JDCAP does not guarantee the production of JD-free calves, but calves raised under this accredited calf-rearing system have a lower risk of having JD than non-accredited calves.
Benefits of JDCAP
- Sellers of dairy cattle can provide prospective buyers with some assurance about the JD status of calves and how they were reared.
- Calf buyers can purchase JDCAP calves by preference.
- Calves reared under JDCAP score 3 points in the National Dairy BJD Assurance Score system.
- Replacement calves have a lower risk of becoming infected if a herd has infected cattle that have not yet been detected
- Calves are protected should an infected animal be inadvertently introduced into an uninfected herd.

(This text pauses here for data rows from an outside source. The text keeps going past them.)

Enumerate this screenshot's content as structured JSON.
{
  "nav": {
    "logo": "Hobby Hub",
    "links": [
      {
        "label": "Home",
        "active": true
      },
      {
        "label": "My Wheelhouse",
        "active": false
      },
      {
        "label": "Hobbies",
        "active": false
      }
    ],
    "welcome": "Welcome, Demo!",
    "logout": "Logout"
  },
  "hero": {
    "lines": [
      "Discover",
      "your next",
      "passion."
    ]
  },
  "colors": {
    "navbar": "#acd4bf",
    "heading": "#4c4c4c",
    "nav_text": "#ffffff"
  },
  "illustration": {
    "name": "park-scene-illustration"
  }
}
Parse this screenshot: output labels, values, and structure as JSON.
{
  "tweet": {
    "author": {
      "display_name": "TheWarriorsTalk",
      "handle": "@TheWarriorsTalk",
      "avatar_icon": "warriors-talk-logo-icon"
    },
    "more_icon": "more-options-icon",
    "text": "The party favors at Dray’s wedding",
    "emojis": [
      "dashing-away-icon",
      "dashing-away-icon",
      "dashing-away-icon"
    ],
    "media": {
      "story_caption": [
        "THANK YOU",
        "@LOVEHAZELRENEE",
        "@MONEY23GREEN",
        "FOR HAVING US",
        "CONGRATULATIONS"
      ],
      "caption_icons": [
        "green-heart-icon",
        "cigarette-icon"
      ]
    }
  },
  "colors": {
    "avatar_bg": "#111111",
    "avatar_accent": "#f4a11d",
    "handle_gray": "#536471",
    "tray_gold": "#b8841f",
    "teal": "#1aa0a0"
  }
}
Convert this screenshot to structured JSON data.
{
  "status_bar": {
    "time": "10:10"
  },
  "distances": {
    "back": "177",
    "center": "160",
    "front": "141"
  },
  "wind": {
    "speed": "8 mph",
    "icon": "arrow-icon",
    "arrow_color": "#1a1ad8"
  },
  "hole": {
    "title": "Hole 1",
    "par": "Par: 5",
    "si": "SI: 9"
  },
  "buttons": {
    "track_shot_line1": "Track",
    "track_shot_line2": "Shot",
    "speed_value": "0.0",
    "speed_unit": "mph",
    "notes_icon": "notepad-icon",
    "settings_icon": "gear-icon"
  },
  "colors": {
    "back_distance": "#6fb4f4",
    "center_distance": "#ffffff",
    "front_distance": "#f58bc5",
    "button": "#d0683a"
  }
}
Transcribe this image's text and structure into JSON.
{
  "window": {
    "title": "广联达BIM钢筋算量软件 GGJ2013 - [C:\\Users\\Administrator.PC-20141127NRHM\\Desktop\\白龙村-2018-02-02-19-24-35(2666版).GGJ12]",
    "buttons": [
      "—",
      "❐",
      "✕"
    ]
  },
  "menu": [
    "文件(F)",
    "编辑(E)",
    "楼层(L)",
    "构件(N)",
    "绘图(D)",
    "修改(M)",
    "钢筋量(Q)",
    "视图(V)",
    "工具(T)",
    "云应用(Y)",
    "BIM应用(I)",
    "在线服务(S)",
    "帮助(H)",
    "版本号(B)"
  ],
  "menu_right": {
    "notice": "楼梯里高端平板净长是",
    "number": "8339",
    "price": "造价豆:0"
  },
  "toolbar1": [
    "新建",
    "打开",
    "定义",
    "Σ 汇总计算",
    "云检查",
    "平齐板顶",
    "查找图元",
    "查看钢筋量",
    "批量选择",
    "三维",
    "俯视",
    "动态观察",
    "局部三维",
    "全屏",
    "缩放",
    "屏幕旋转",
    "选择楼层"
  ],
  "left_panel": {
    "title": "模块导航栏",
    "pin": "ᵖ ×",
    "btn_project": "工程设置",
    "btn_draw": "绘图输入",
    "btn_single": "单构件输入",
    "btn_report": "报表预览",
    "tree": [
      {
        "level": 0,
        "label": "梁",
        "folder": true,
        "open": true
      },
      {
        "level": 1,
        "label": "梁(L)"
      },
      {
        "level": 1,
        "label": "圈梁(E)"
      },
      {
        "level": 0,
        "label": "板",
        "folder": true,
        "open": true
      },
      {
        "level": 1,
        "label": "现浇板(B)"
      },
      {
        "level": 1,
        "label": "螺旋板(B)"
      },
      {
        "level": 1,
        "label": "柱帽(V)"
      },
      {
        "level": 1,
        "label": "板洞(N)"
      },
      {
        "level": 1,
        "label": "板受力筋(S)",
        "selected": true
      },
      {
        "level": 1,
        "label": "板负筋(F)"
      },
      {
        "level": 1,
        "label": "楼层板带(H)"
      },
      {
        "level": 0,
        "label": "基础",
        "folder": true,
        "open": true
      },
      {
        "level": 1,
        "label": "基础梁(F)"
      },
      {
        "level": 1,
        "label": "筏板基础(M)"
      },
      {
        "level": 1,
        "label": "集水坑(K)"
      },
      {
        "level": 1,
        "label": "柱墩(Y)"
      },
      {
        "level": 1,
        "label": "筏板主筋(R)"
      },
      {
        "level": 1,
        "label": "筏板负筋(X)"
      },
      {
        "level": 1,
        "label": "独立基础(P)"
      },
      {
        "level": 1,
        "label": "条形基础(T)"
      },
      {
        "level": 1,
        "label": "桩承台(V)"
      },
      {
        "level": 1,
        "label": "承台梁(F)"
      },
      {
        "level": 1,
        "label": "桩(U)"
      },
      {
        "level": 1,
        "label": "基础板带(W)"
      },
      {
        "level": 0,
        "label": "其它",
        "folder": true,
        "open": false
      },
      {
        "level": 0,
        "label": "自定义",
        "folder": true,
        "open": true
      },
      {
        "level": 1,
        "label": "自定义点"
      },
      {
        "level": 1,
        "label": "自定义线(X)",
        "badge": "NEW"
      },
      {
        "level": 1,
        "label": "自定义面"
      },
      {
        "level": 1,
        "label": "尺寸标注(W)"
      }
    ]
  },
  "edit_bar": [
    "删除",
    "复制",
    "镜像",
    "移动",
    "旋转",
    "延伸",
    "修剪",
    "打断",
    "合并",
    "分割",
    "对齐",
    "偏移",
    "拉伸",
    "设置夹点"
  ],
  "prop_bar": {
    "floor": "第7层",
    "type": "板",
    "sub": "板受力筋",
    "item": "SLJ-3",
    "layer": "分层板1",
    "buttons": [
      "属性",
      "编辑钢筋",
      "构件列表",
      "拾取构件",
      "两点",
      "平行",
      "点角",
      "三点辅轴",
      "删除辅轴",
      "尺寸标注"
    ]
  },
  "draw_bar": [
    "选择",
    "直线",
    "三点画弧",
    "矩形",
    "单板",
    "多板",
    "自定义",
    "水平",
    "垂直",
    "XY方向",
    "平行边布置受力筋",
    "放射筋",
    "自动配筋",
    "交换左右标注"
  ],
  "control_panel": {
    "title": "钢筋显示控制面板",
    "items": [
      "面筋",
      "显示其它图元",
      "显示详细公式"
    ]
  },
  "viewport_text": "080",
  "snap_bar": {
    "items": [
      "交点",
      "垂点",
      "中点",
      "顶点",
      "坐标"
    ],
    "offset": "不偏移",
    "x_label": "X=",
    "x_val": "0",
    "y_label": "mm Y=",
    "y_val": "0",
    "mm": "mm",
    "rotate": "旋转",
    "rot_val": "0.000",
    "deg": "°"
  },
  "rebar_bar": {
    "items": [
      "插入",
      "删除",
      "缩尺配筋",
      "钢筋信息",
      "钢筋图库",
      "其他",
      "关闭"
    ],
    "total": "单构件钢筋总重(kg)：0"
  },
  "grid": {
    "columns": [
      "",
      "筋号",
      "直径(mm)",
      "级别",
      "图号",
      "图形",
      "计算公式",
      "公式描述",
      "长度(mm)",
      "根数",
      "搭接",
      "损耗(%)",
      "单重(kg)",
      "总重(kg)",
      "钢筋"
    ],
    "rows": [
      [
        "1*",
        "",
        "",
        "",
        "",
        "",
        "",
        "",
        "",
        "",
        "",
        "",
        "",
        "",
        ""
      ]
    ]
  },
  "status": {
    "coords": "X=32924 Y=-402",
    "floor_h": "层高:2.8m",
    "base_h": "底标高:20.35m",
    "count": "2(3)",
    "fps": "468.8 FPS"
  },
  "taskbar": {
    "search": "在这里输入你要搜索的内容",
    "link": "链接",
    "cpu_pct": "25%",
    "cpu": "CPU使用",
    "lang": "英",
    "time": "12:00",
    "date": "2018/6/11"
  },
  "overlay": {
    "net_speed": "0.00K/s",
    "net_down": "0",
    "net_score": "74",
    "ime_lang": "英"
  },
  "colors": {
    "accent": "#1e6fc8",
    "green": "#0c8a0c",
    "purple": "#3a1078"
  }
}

- Program minimises the risk of spreading JD from an infected herd to replacements, which increases trading options.
- JDCAP participation is a pre-requisite for entry into the voluntary Victorian BJD Test and Control Program – TCP3.
Any Victorian dairy herd is eligible to enter JDCAP, irrespective of the herd’s JD status.
No blood testing of a herd is required.
Participating owners must agree to observe the following conditions:
- The property must be inspected and approved by a DEPI-accredited veterinarian before the program can begin.
- All replacement calves must be separated from their mothers within 12 hours of birth.
- Cows must calve in an area that is free of dairy effluent or large amounts of manure.
- The calf-rearing area must be free of any dairy effluent or cow manure.
- Only clean water (preferably tank, town or bore water) must be supplied to calves for drinking or preparing calf milk replacer.
- Only milk from low-risk cattle or calf milk replacer must be fed to calves.
- Weaned calves can only graze paddocks that have not been grazed by adult cattle during the previous 12 months.
- The grazing area for weaned calves must be free of any drainage or effluent.
How to get involved
After inspection and approval by the DEPI-accredited veterinarian, the dairy herd owner signs a ‘Herd Owner Agreement form’ that is endorsed by the veterinarian.
Then the veterinarian provides the owner with a JDCAP registered ‘Certificate of Compliance’ that is valid for 12 months.
The calf management program is reviewed and audited annually by the veterinarian.
Victorian dairy farmers can ask their local veterinary practitioner or a Victorian DEPI Animal Health staff member about how to join the Johne’s Disease Calf Accreditation (JDCAP).
Dairy operators in New South Wales (NSW) can ask their NSW DPI Dairy Livestock Officer, local district veterinarian or private MAP-approved veterinarian about how to manage calves to reduce the risk of spreading JD.